Al ingresar a la maestría, por ser una psicoterapeuta en formación, de manera obligatoria debía de ingresar a un proceso terapéutico de 50 horas, lo cual corresponde aproximadamente a un año de terapia. Tras haber tenido un proceso de terapia años antes, sabia que era lo que podía enfrentar. La pobre ilusa de mi pensaba que no tenia muchas cosas en las cuales trabajar, pues me encontraba en un punto bastante estable (emocionalmente hablando), es decir, sin crisis aparentes, pero me encontraba abierta a trabajar lo que fuera surgiendo. Conforme fui adentrándome al proceso, descubrí que tenia demasiadas cosas que trabajar de mi: flexibilizar mi carácter, mejorar mis habilidades de contacto, mis fronteras de contacto, resistencias, en fin, era toda una reestructuración que nunca hubiera imaginado, ya que según yo “no estaba tan mal”.

El proceso de terapia, más las clases que eran teóricas y prácticas (me caían muchos veintes porque podía integrar la experiencia desde la teoría), más lo que la misma vida me iba poniendo, me llevó a un proceso de redescubrimiento, darme cuenta y toma de responsabilidad de mi misma. 

No ha sido un camino fácil, pero se ha vuelto en un estilo de vida que sigo o procuro seguir. Asumirme como un ser humano, que tengo fortalezas y debilidades, y que por ser terapeuta no significa que no tenga crisis o situaciones que me rebasen. Si, cuento con muchas herramientas, pero también requiero acompañamiento y apoyo por parte de mi terapeuta o de mi red de apoyo. Incluso, cuando alguna situación me rebasa y no quiero seguir muchas de las habilidades que desarrollé en terapia, soy consiente del motivo que me lleva a eso, siendo responsable de las posibles consecuencias de mis actos, es decir, aún en esa toma de decisión aparentemente irresponsable sigue permeando la palabra RESPONSABILIDAD.

De manera resumida, te puedo compartir aquellos principios que asumo de la Gestalt como parte de mi estilo de vida:

  • No puedo controlar la forma en que van a reaccionar las personas, pero si en cómo yo decido tomar las cosas, y la forma en que me pueden afectar. 
  • Se vale equivocarse, pues de estos errores siempre se pueden aprender cosas. Soy humana.
  • Estamos en constante cambio. Todo es temporal y momentáneo. 
  • Cuando veas que las cosas no salen como esperas, pregúntate ¿Qué tengo que aprender de esto?
  • No hay coincidencias. 
  • Se vale sentirme enojada y/o triste. Hay que darle validez a cada una de las emociones que experimento.

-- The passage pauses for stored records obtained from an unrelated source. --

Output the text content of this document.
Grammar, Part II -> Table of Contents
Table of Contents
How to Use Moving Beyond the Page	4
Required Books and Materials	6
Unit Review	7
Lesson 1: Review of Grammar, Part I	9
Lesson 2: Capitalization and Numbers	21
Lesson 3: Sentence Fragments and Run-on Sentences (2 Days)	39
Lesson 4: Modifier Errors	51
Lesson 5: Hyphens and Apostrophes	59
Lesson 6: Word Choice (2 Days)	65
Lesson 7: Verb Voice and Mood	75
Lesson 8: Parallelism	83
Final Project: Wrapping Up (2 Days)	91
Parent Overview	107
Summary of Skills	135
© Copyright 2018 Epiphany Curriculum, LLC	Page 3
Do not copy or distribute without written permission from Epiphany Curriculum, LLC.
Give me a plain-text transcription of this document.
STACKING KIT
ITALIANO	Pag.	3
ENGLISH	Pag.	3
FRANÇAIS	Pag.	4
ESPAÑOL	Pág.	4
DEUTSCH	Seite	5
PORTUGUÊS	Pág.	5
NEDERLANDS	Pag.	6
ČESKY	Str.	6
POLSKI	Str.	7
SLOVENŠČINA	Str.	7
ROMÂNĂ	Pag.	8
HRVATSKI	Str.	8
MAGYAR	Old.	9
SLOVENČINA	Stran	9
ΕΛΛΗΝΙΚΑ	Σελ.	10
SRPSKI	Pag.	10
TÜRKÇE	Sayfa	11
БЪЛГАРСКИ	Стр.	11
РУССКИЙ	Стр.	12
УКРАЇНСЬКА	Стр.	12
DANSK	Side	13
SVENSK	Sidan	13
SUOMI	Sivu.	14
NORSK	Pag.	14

Estos solo son algunos de los aprendizajes que me ha traído esta corriente, y conforme pasa el tiempo, siempre descubro algo nuevo, me caen nuevos veintes, incluso con mis pacientes me doy cuenta de muchas cosas de mí misma que me permiten crecer a la par que ellos. 

Lo importante es que cada uno pueda encontrar esta forma de ver la vida que le sea de más ayuda. Yo he encontrado mucha luz en la Gestalt, y tú ¿bajo qué principios te guías?